Sudan: Protest organizers demand Civilian Government from new Junta
Sudanese protest organisers have presented demands to the country’s new military rulers, urging the creation of a civilian government, the group spearheading demonstrations said.
Thousands remained encamped outside Khartoum’s army headquarters overnight to keep up the pressure on a military council that took power after ousting veteran leader Omar al-Bashir on Thursday.
A 10-member delegation representing the protesters delivered their demands during talks late Saturday, according to a statement by umbrella group the Alliance for Freedom and Change.
“We will continue… our sit-in until all our demands are met,” including the formation of a fully civilian government, one of the alliance’s leaders, Omar al-Degier, said in the statement.
The umbrella group insists that civilian representatives should be accepted onto the military council and that a fully civilian government should be formed to run day-to-day affairs.
“We surely want our demands to be met, but both sides will have to be flexible to reach a deal,” said a protester who spent the night at the army complex.
On Saturday, the new chief of the military council General Abdel Fattah al-Burhan vowed to dismantle Bashir’s regime and lifted a nighttime curfew with immediate effect.
Burhan also pledged that individuals implicated in killing protesters would face justice and that protesters detained under a state of emergency imposed by Bashir during his final weeks in power would be freed.
He took the oath of office on Friday after his predecessor General Awad Ibn Ouf stepped down little more than 24 hours after ousting Bashir.
Tens of thousands of people have massed outside the army headquarters since April 6, initially to urge the armed forces to back their demand that Bashir is removed.
Burhan comes with less baggage from Bashir’s deeply unpopular rule than Ibn Ouf.
But while celebrating the fall of Bashir and then Ibn Ouf — a defence minister and long-time close aide of the deposed president — protesters remain cautious.
Degier said their demands include restructuring the country’s feared National Intelligence and Security Service (NISS), whose chief Salih Ghosh resigned on Saturday.
Rights group Amnesty International on Saturday urged the military council to examine Ghosh’s actions during a crackdown against protesters during the final weeks of Bashir’s rule.
“It is crucial that Sudan’s new authorities investigate Salah Ghosh’s role in the killings of scores of Sudanese protesters over the past four months”, said Amnesty’s regional director Sarah Jackson.
The newly formed 10-member transitional council contains several faces from Bashir’s regime.
On Saturday evening, the new military ruler named NISS deputy head Jalaluddin Sheikh to the council.
He also nominated Mohammad Hamdan Daglo — known as Himeidti — a field commander for the Rapid Support Forces (RSF) counter-insurgency unit, which rights groups have accused of abuses in war-torn Darfur.

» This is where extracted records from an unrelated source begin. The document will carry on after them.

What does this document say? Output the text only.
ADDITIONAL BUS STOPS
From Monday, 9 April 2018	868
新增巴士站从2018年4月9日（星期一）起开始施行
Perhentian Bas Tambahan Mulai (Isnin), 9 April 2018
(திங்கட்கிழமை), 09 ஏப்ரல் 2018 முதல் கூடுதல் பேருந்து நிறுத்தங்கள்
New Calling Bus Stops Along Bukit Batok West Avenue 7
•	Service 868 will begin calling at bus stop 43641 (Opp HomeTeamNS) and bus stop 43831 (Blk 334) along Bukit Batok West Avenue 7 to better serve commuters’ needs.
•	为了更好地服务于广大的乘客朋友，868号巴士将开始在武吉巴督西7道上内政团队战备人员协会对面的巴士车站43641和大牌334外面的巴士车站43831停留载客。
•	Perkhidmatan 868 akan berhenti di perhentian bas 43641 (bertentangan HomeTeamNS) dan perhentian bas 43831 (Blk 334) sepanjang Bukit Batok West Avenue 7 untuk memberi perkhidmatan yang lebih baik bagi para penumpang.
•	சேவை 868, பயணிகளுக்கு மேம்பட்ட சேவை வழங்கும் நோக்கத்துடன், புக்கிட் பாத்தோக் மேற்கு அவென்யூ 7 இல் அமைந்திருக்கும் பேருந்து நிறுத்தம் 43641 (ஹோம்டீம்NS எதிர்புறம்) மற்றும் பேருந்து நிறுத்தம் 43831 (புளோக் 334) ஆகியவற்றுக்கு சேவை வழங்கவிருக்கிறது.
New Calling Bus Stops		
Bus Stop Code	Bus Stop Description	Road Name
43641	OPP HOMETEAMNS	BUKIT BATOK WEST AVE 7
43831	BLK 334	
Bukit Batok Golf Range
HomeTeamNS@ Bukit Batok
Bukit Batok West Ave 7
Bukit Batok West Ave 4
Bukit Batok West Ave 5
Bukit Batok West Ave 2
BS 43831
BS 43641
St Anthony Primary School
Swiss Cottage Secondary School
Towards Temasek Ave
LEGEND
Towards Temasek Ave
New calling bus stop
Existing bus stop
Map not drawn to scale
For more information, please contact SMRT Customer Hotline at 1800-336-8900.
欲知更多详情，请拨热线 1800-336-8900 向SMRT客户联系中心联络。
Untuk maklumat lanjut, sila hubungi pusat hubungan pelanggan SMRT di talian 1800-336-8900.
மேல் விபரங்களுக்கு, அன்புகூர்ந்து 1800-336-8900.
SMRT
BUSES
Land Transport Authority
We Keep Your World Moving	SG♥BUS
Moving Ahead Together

One of the protesters taking part in the sit-in outside the army headquarters said he was ambivalent about Himeidti’s appointment.
“We don’t have many options — they (the RSF) have guns, they have money,” said Mohamed, who gave only his first name for security reasons.
“Himeidti was part of the crimes that happened previously but at least now he is on the side of the people,” he added.
Key regional power-brokers Saudi Arabia and the UAE voiced backing for the transitional council.
Burhan’s nomination “reflects the ambitions of the brotherly people of Sudan for security, stability and development”, UAE state news agency WAM said.
Saudi Arabia has promised an aid package, the Saudi Press Agency reported Saturday.
Sudan is part of a UAE and Saudi-led military coalition fighting Iran-backed Huthi rebels in Yemen.
That marked a dramatic shift by Khartoum, aligning itself with the Gulf Arab monarchies and dropping close ties with their arch-rival Iran.
The International Criminal Court has longstanding arrest warrants against Bashir for suspected war crimes during the regime’s brutal campaign of repression in Darfur, where a decade-and-a-half of conflict has killed 300,000 people.
Amnesty demanded Saturday the deposed president be handed over to the Court.
But the military council has said it would never extradite Bashir or any other Sudanese citizen.